FDA will look into Janssen’s sNDA for ibrutinib

FDA will look into Janssen’s sNDA for ibrutinib

April 4, 2017 Off By Dino Mustafić

 Janssen Research & Development, said Monday that the U.S. Food and Drug Administration (FDA) has accepted for review a supplemental New Drug Application (sNDA) for ibrutinib (Imbruvica) for the treatment of patients with chronic graft-versus-host-disease (cGVHD) after failure of one or more lines of systemic therapy.

GVHD is a potential life-threatening consequence of stem cell or bone marrow transplant, with no approved treatments or established standards of care specifically indicated for the condition in patients who have failed initial steroid therapy. Imbruvica is jointly developed and commercialized by Janssen Biotech, Inc. and Pharmacyclics LLC, an AbbVie company.

“Patients with chronic graft-versus-host-disease face an unpredictable, debilitating and sometimes life-threatening disease journey, which is further complicated by lack of FDA-approved medicines. We hope this filing acceptance and the robust body of evidence supporting ibrutinib in this condition will translate into a future indication in cGVHD and a new, much-needed treatment option,” said Sen Zhuang, from Clinical Development, Hematology for Janssen Research & Development.

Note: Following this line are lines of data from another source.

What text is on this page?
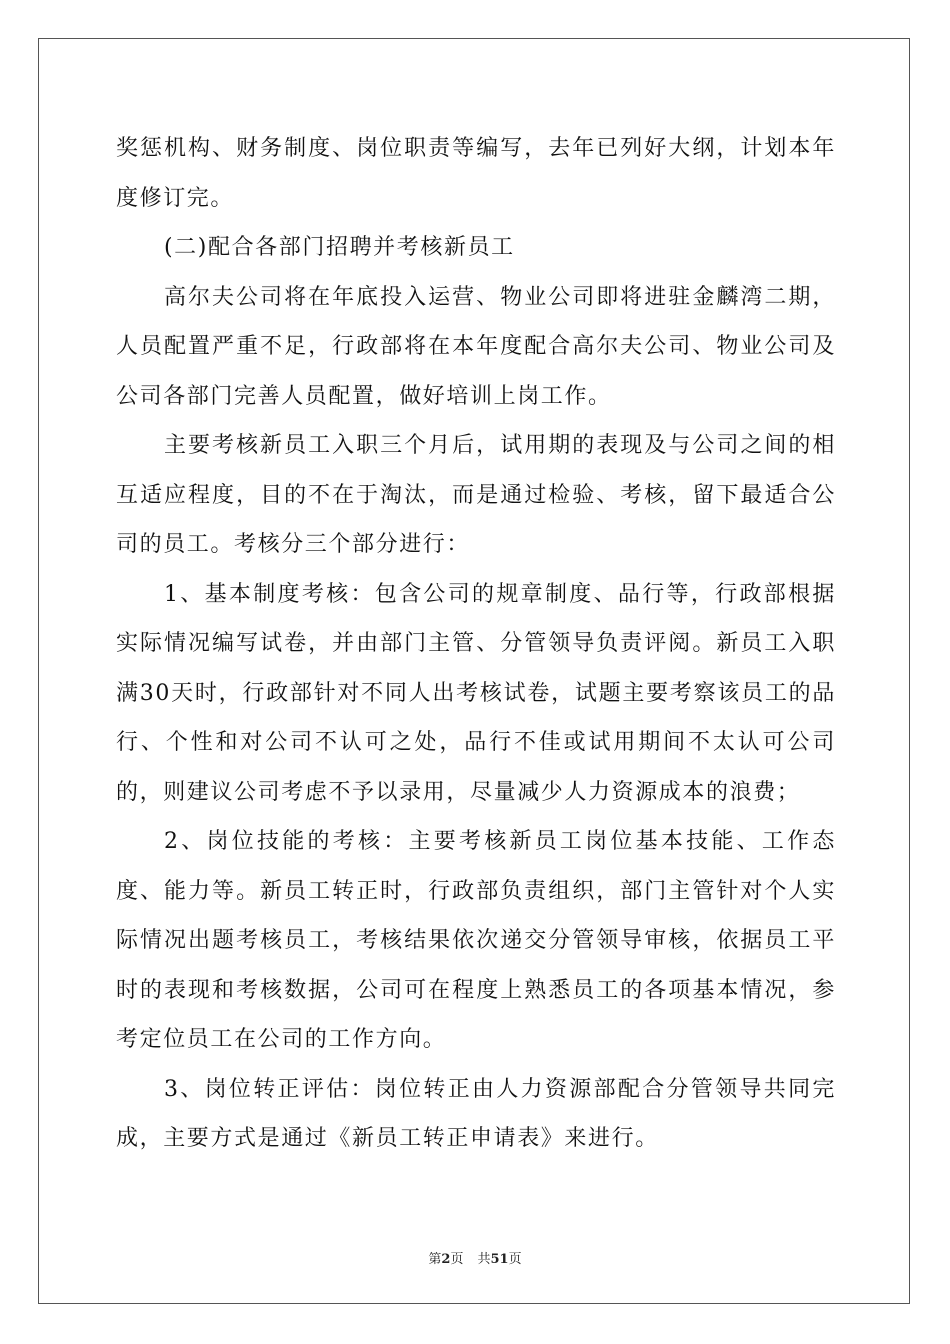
奖惩机构、财务制度、岗位职责等编写，去年已列好大纲，计划本年度修订完。

(二)配合各部门招聘并考核新员工

高尔夫公司将在年底投入运营、物业公司即将进驻金麟湾二期，人员配置严重不足，行政部将在本年度配合高尔夫公司、物业公司及公司各部门完善人员配置，做好培训上岗工作。

主要考核新员工入职三个月后，试用期的表现及与公司之间的相互适应程度，目的不在于淘汰，而是通过检验、考核，留下最适合公司的员工。考核分三个部分进行：

1、基本制度考核：包含公司的规章制度、品行等，行政部根据实际情况编写试卷，并由部门主管、分管领导负责评阅。新员工入职满30天时，行政部针对不同人出考核试卷，试题主要考察该员工的品行、个性和对公司不认可之处，品行不佳或试用期间不太认可公司的，则建议公司考虑不予以录用，尽量减少人力资源成本的浪费；

2、岗位技能的考核：主要考核新员工岗位基本技能、工作态度、能力等。新员工转正时，行政部负责组织，部门主管针对个人实际情况出题考核员工，考核结果依次递交分管领导审核，依据员工平时的表现和考核数据，公司可在程度上熟悉员工的各项基本情况，参考定位员工在公司的工作方向。

3、岗位转正评估：岗位转正由人力资源部配合分管领导共同完成，主要方式是通过《新员工转正申请表》来进行。

第2页 共51页
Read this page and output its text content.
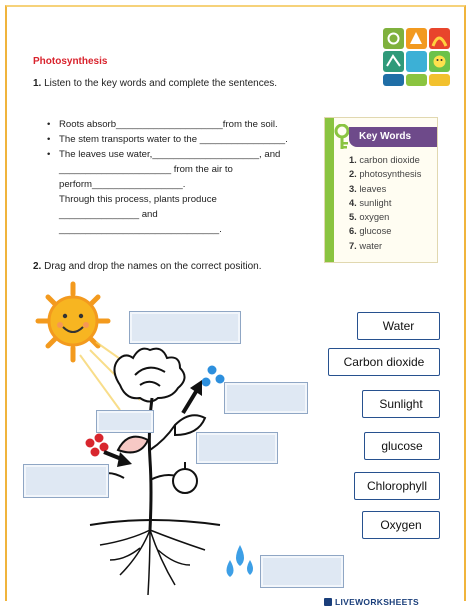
Photosynthesis
1. Listen to the key words and complete the sentences.
• Roots absorb____________________from the soil.
• The stem transports water to the ________________.
• The leaves use water,____________________, and
_____________________ from the air to
perform_________________.
Through this process, plants produce
_______________ and
______________________________.
Key Words
1. carbon dioxide
2. photosynthesis
3. leaves
4. sunlight
5. oxygen
6. glucose
7. water
2. Drag and drop the names on the correct position.
Water
Carbon dioxide
Sunlight
glucose
Chlorophyll
Oxygen
LIVEWORKSHEETS
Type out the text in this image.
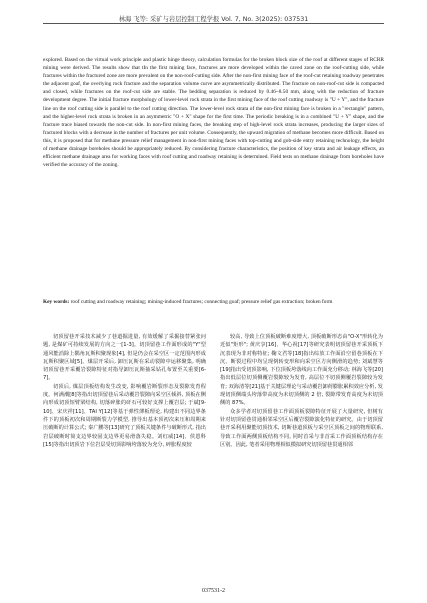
林海 飞等: 采矿与岩层控制工程学报 Vol. 7, No. 3(2025): 037531
explored. Based on the virtual work principle and plastic hinge theory, calculation formulas for the broken block size of the roof at different stages of RCRR mining were derived. The results show that tIn the first mining face, fractures are more developed within the caved zone on the roof-cutting side, while fractures within the fractured zone are more prevalent on the non-roof-cutting side. After the non-first mining face of the roof-cut retaining roadway penetrates the adjacent goaf, the overlying rock fracture and the separation volume curve are asymmetrically distributed. The fracture on non-roof-cut side is compacted and closed, while fractures on the roof-cut side are stable. The bedding separation is reduced by 0.46~8.50 mm, along with the reduction of fracture development degree. The initial fracture morphology of lower-level rock strata in the first mining face of the roof cutting roadway is "U + Y", and the fracture line on the roof cutting side is parallel to the roof cutting direction. The lower-level rock strata of the non-first mining face is broken in a "rectangle" pattern, and the higher-level rock strata is broken in an asymmetric "O + X" shape for the first time. The periodic breaking is in a combined "U + Y" shape, and the fracture trace biased towards the non-cut side. In non-first mining faces, the breaking step of high-level rock strata increases, producing the larger sizes of fractured blocks with a decrease in the number of fractures per unit volume. Consequently, the upward migration of methane becomes more difficult. Based on this, it is proposed that for methane pressure relief management in non-first mining faces with top-cutting and gob-side entry retaining technology, the height of methane drainage boreholes should be appropriately reduced. By considering fracture characteristics, the position of key strata and air leakage effects, an efficient methane drainage area for working faces with roof cutting and roadway retaining is determined. Field tests on methane drainage from boreholes have verified the accuracy of the zoning.
Key words: roof cutting and roadway retaining; mining-induced fractures; connecting goaf; pressure relief gas extraction; broken form

切顶留巷开采技术减少了巷道掘进量, 有效缓解了采掘接替紧张问题, 是煤矿可持续发展的方向之一[1-3]。切顶留巷工作面形成的"Y"型通风能消除上隅角瓦斯积聚现象[4], 但是仍会在采空区一定范围内形成瓦斯积聚区域[5]。煤层开采后, 卸压瓦斯在采动裂隙中运移聚集, 明确切顶留巷开采覆岩裂隙特征对指导卸压瓦斯抽采钻孔布置至关重要[6-7]。

切顶后, 煤层顶板结构发生改变, 影响覆岩断裂形态及裂隙发育程度。何满潮[8]等指出切顶留巷后采动覆岩裂隙向采空区倾斜, 顶板在侧向形成切顶短臂梁结构, 切落碎胀的矸石可较好支撑上覆岩层; 于斌[9-10]、宋庆祥[11]、TAI Y[12]等基于弹性薄板理论, 构建出不同边界条件下的顶板初次和周期断裂力学模型, 推导出基本顶初次来压和周期来压破断的计算公式; 秦广鹏等[13]研究了顶板关键条件与破断形式, 指出岩层破断时简支边界较固支边界更易滑落失稳。刘红威[14]、侯恩科[15]等指出切顶岩下位岩层受切顶影响垮落较为充分, 碎胀程度较

较高, 导致上位顶板破断难度增大, 顶板破断形态由"O-X"形转化为近似"矩形"; 黄庆享[16]、华心祝[17]等研究表明切顶留巷开采顶板下沉表现为非对称特征; 鞠文君等[18]指出综放工作面沿空留巷顶板在下沉、断裂过程中均呈现倒转变形和向采空区方向侧滑的趋势; 刘斌慧等[19]指出受切顶影响, 下位顶板垮落线向工作面充分移动; 林海飞等[20]指出低层位切顶侧覆岩裂隙较为发育, 高层位不切顶侧覆岩裂隙较为发育; 双海清等[21]基于关键层理论与采动覆岩卸荷膨胀累积效应分析, 发现切顶侧端头垮落带高度为未切顶侧的 2 倍, 裂隙带发育高度为未切顶侧的 87%。

众多学者对切顶留巷工作面顶板裂隙特征开展了大量研究, 但树有针对切顶留巷贯通相邻采空区后覆岩裂隙演化特征的研究。由于切顶留巷开采利用聚能切顶技术, 切断巷道顶板与采空区顶板之间的物理联系, 导致工作面两侧顶板结构不同, 同时首采与非首采工作面顶板结构存在区别。因此, 笔者采用物理相似模拟研究切顶留巷贯通相邻

037531-2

The sNDA is supported by data from a single-arm Phase 1b/2 trial (PCYC-1129) examining the safety and efficacy of ibrutinib in patients with cGVHD who have failed first-line corticosteroid therapy and require additional therapy. The FDA granted Breakthrough Therapy Designation and Orphan Drug Designation in June 2016 for ibrutinib as a potential treatment for cGVHD after failure of one or more lines of systemic therapy, the company said.

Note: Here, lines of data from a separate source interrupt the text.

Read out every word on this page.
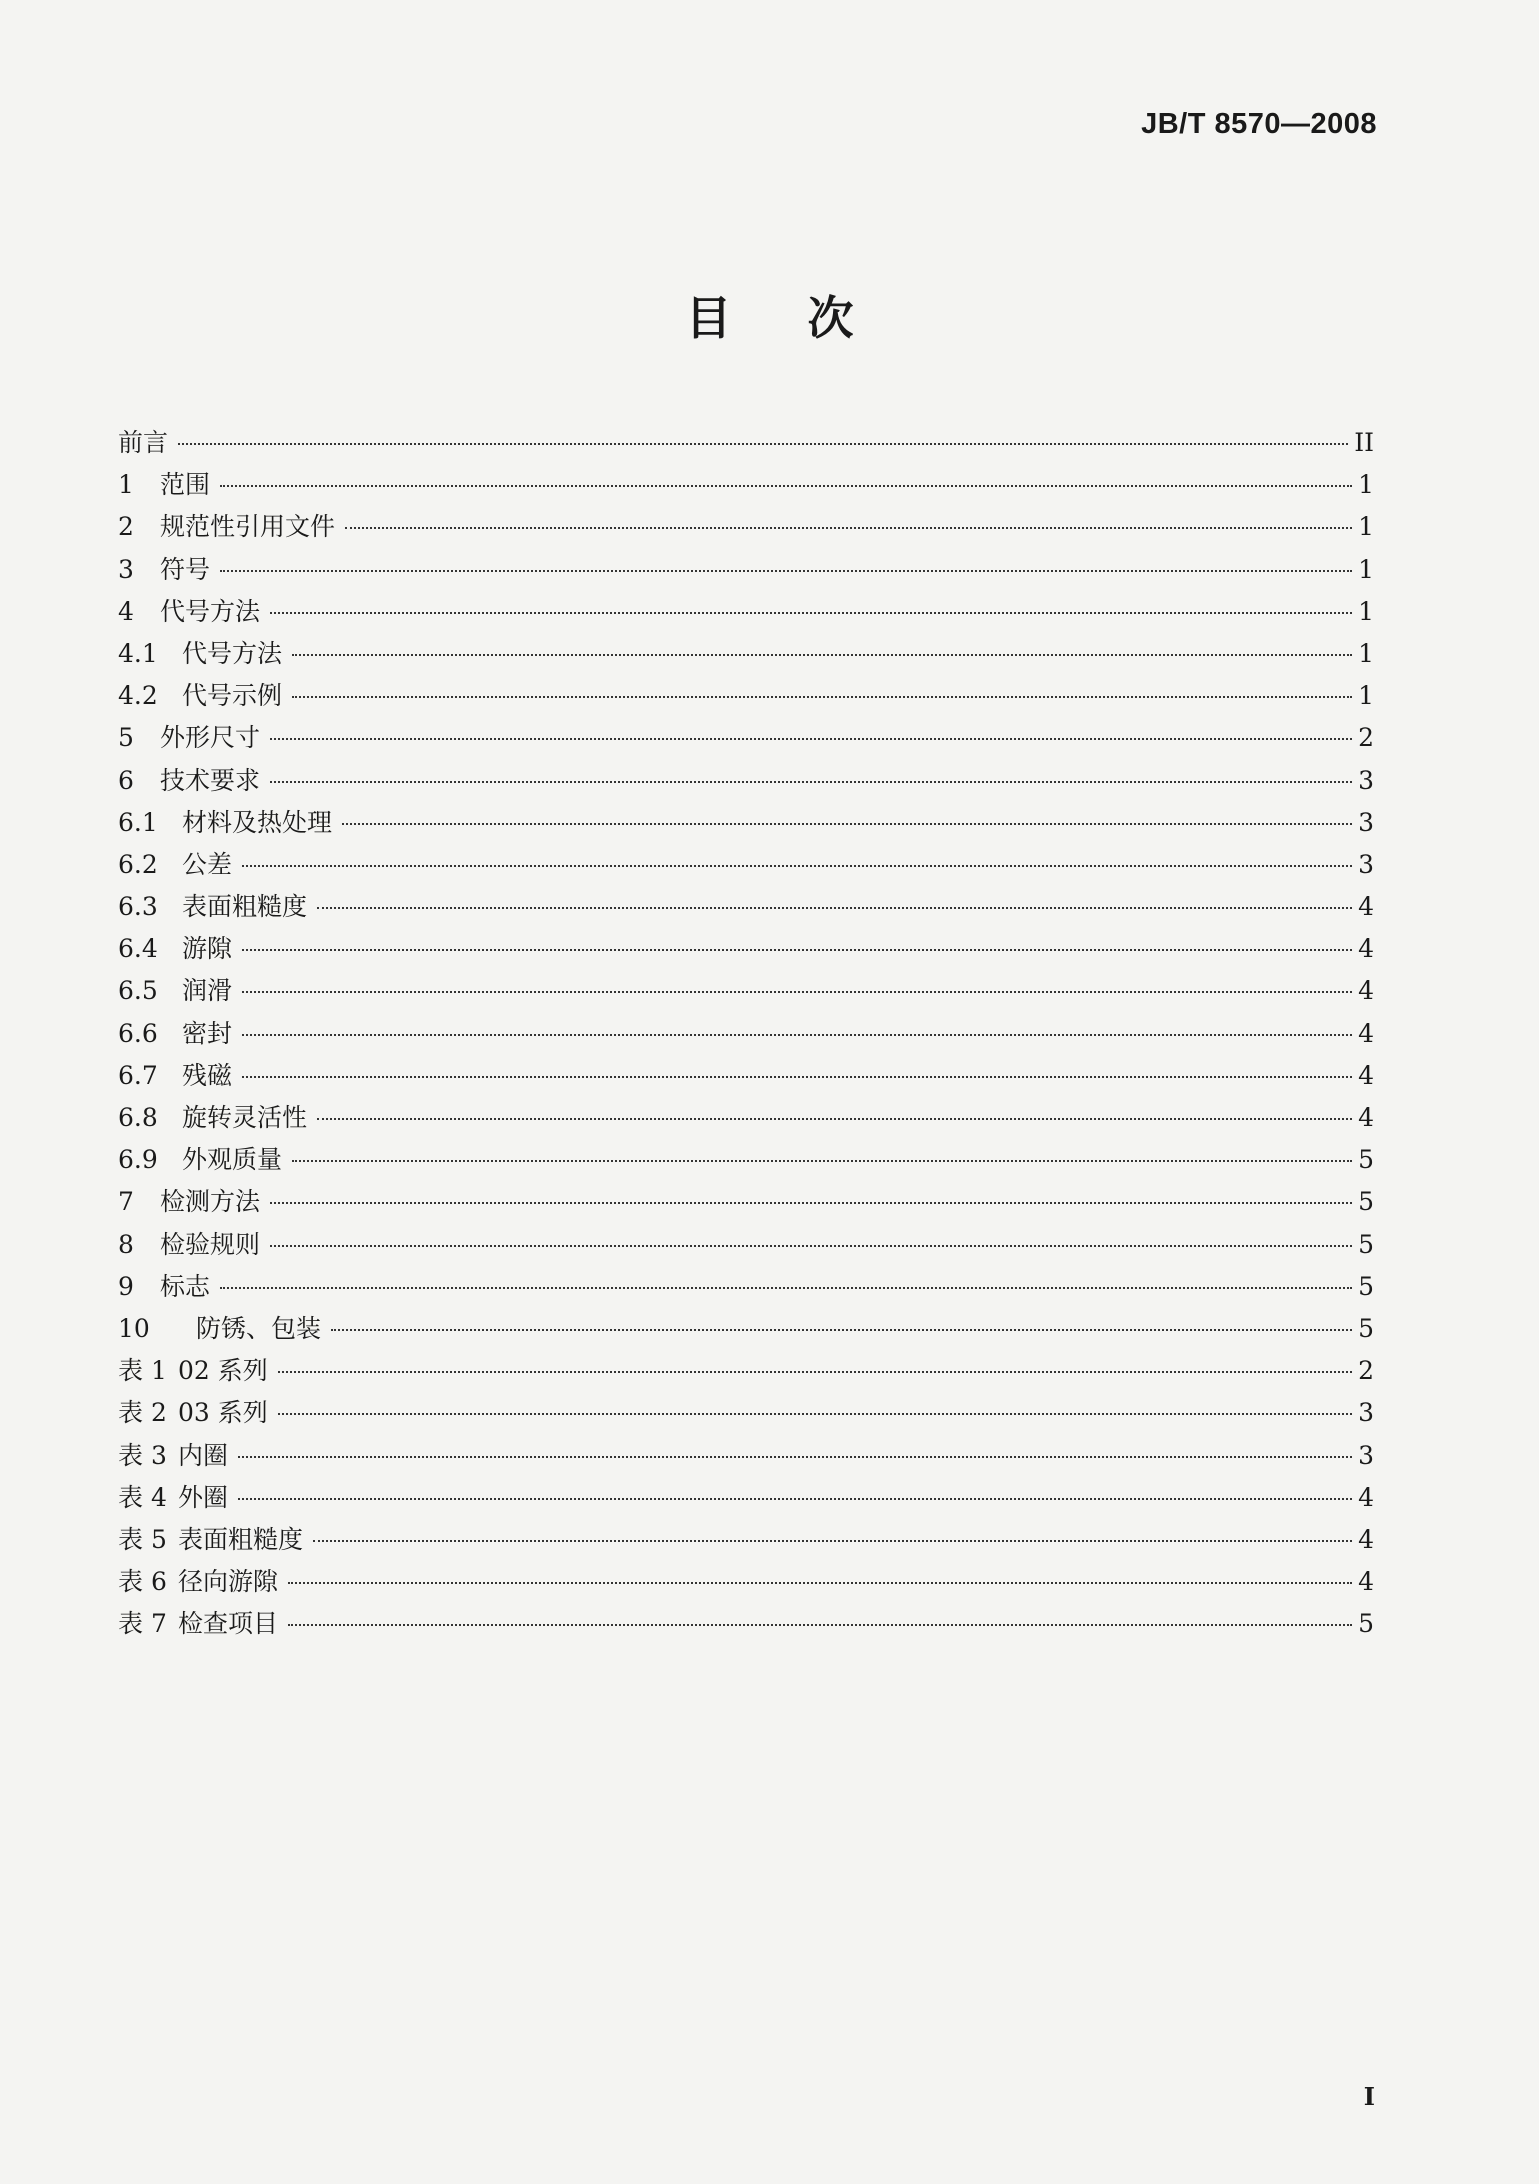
JB/T 8570—2008
目 次
前言	II
1	范围	1
2	规范性引用文件	1
3	符号	1
4	代号方法	1
4.1 代号方法	1
4.2 代号示例	1
5	外形尺寸	2
6	技术要求	3
6.1 材料及热处理	3
6.2 公差	3
6.3 表面粗糙度	4
6.4 游隙	4
6.5 润滑	4
6.6 密封	4
6.7 残磁	4
6.8 旋转灵活性	4
6.9 外观质量	5
7	检测方法	5
8	检验规则	5
9	标志	5
10	防锈、包装	5
表 1 02 系列	2
表 2 03 系列	3
表 3 内圈	3
表 4 外圈	4
表 5 表面粗糙度	4
表 6 径向游隙	4
表 7 检查项目	5
I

GVHD is a medical complication of allogeneic stem cell or bone marrow transplant and can be a serious and debilitating condition. The condition occurs when donor immune cells attack the patients’ tissues and it can affect almost any organ in the body. The incidence of cGVHD has continued to increase over time. In fact, approximately 30-70 percent of post-allogeneic transplant patients develop cGVHD.